Upon completion of the Consolidation, a letter of transmittal will be sent by mail to registered shareholders advising that the Consolidation has taken effect. The letter of transmittal will contain instructions on how registered shareholders can exchange their share certificates or DRS statements evidencing their pre-consolidated common shares for new share certificates or new DRS statements representing the number of post-consolidated common shares to which they are entitled. No action is required by non-registered shareholders (shareholders who hold their shares through an intermediary) to effect the Consolidation. The Common Shares are expected to begin trading on the Exchange on a post-Consolidation basis, after the Exchange issues its final bulletin advising of the effective date of the Consolidation.

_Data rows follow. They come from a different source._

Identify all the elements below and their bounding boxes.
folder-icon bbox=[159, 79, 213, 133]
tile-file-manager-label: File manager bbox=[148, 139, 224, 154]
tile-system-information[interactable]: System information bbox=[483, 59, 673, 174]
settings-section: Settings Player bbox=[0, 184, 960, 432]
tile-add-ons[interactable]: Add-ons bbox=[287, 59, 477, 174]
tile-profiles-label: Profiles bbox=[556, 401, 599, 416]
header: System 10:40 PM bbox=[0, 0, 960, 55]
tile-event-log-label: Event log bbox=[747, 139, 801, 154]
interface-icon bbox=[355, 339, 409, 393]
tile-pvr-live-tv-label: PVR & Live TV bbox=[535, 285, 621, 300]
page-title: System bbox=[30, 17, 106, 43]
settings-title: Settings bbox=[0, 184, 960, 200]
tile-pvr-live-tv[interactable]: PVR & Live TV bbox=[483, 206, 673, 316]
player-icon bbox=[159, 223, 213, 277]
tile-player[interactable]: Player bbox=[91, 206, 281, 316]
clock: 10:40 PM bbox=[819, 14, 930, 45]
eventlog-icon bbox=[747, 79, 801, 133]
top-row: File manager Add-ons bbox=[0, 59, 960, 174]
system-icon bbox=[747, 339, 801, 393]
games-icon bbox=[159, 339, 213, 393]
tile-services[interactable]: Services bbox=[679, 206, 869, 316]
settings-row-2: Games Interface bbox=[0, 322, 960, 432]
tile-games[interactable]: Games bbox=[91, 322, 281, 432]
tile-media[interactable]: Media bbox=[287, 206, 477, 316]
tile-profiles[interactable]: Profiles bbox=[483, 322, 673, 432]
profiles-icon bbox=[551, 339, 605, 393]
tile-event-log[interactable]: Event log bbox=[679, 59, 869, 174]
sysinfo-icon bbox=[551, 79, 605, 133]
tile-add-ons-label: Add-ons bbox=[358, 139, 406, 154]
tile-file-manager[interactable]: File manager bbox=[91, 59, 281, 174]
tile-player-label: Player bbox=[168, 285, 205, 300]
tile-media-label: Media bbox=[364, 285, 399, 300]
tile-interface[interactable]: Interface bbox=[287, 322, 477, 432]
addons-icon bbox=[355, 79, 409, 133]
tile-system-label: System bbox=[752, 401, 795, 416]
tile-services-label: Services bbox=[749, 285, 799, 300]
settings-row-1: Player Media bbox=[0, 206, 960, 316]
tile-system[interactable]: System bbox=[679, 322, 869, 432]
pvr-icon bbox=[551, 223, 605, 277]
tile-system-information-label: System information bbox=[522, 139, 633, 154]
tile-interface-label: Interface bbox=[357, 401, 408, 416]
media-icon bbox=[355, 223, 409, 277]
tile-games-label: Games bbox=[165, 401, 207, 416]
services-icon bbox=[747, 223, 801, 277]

VanadiumCorp Resource Inc., is a mineral exploration company located in Vancouver, Canada, with 100% ownership in the Lac Doré Vanadium, Iron and Titanium Project, located 27 km east-southeast from the city of Chibougamau in Québec, as well as the Iron T, VTM deposit in Matagami. VanadiumCorp also owns 100% of a novel hydrometallurgical process, VEPT (VanadiumCorp, Electrochem, Process Technology) invented by Dr. Francois Cardarelli, that consists of digesting vanadiferous feedstocks into concentrated sulfuric acid. The technology addresses the recovery of vanadium pentoxide, vanadyl sulphate, ferrous sulphate, titanium hydrolysate, and silica from feedstocks such as vanadiferous titano- magnetite, iron ores and concentrates such as magnetite and hematite, vanadium industrial wastes such as BOF-slags, and other industrial by-products also containing vanadium.
On behalf of the board of VanadiumCorp:
Paul McGuigan. P. Geo.
Director and Interim Chief Executive Officer
Neither the TSX Venture Exchange nor its Regulation Services Provider (as that term is defined in the policies of the TSX Venture Exchange) accepts responsibility for the adequacy or accuracy of this release.
Cautionary Note – The information in this news release includes certain “forward-looking statements” All statements, other than statements of historical fact, included herein including, without limitation, plans for and intentions with respect to the company’s properties, statements regarding intentions with respect to obligations due for various projects, strategic alternatives, quantity of resources or reserves, timing of permitting, construction and production and other milestones, are forward-looking statements. Statements concerning Mineral Reserves and Mineral Resources are also forward-looking statements in that they reflect an assessment, based on certain assumptions, of the mineralization that would be encountered and mining results if the project were developed and mined in the manner described. Mineral resources that are not mineral reserves do not have demonstrated economic viability. Forward-looking statements involve various risks and uncertainties. There can be no assurance that such statements will prove to be accurate, and actual results and future events could differ materially from those anticipated in such statements. Important factors that could cause actual results to differ materially from VRB’s expectations include the uncertainties involving the need for additional financing to explore and develop properties and availability of financing in the debt and capital markets; uncertainties involved in the interpretation of drilling results and geological tests and the estimation of reserves and resources; the need for cooperation of government agencies and local groups in the exploration, and development of properties; and the need to obtain permits and governmental approval. VRB’s forward-looking statements reflect the beliefs, opinions and projections of management on the date the statements are made. VRB assumes no obligation to update the forward looking statements if management’s beliefs, opinions, projections, or other factors should they change.